Ev duygudur, hafızadır da
Feridun Andaç
Son Köşe Yazıları

Ev duygudur, hafızadır da

21.05.2024 04:01
Güncellenme:
Takip Et:

Yaşanmış zamanların, unutulmuş hatıraların, tükenmiş duyguların barınağı olarak göremem evi.

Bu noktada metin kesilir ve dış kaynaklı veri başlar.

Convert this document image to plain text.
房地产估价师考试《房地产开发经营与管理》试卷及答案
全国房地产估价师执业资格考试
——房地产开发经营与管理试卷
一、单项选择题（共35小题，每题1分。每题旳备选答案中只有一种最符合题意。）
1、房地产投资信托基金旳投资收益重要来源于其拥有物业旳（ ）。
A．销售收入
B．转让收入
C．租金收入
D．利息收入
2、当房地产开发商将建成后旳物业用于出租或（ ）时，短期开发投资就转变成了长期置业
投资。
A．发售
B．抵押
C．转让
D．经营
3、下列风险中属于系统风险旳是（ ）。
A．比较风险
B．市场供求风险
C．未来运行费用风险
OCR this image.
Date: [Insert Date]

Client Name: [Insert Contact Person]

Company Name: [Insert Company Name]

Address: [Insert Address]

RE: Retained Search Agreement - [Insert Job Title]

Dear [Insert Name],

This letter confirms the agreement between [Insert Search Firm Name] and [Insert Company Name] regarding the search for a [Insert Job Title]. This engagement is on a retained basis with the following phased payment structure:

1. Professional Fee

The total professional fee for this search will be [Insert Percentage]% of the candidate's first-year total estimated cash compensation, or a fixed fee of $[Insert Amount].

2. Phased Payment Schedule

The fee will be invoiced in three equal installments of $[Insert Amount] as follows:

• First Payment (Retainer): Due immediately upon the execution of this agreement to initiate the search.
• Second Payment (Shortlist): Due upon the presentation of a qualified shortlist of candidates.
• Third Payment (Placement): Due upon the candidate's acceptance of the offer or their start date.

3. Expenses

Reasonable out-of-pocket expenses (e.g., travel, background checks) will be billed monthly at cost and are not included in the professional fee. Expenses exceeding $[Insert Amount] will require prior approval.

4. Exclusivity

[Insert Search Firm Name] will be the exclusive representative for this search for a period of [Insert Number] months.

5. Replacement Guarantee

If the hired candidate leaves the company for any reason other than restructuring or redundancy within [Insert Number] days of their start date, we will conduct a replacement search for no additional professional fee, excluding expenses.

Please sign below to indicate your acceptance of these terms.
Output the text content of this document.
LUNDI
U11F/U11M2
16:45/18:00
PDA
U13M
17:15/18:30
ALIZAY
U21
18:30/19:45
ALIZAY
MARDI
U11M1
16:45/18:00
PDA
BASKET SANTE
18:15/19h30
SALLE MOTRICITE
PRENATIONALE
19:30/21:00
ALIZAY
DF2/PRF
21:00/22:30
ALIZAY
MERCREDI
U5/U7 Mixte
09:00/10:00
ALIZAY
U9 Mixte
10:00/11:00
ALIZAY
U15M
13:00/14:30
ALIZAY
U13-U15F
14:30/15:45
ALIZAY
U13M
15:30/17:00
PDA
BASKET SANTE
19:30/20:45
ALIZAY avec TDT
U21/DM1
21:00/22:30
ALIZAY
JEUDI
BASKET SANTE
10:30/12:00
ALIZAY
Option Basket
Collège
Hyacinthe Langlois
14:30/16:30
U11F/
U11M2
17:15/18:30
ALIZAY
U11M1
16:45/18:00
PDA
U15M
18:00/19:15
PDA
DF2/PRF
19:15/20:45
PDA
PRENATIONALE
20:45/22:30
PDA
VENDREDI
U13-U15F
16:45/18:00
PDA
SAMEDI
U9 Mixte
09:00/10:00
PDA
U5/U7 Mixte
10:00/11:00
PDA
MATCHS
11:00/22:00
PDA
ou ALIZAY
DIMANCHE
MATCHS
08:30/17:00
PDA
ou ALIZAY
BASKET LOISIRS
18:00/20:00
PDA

Dünyanın neresinde, hangi yerde olursanız olun; ev bir duygudur, sarıp sarmalayan koruyup gözetleyenin ötesinde bir duygu aurası... 

Belki başka tanımlar da bulunabilir buna. 

Sıklıkla “yuva”, “yuvamız” da denir. İn, barınak hiç de aynı anlama gelmez. 

Eve gidiş, eve dönüş, evde kalış... 

Evde olmak duygusu... Her biri başka duygu yumağıdır aslında. 

Evden gidiş duygusunu erken yaşlarda keşfettim. 

Sızılıydı. 

Bir tren yolculuğuyla “kopuş”un ne demek, özlemin ne menem bir şey olduğunu anlamıştım. 

Başka bir kent, başka “yaban/ cı ev”ler... Kendini kendin gibi hissedemeyeceğin yerler... 

Evet evet, bir “barınak” gibiydi her biri! 

Sana kendini hissettiren hiçbir şey yoktu çevrende.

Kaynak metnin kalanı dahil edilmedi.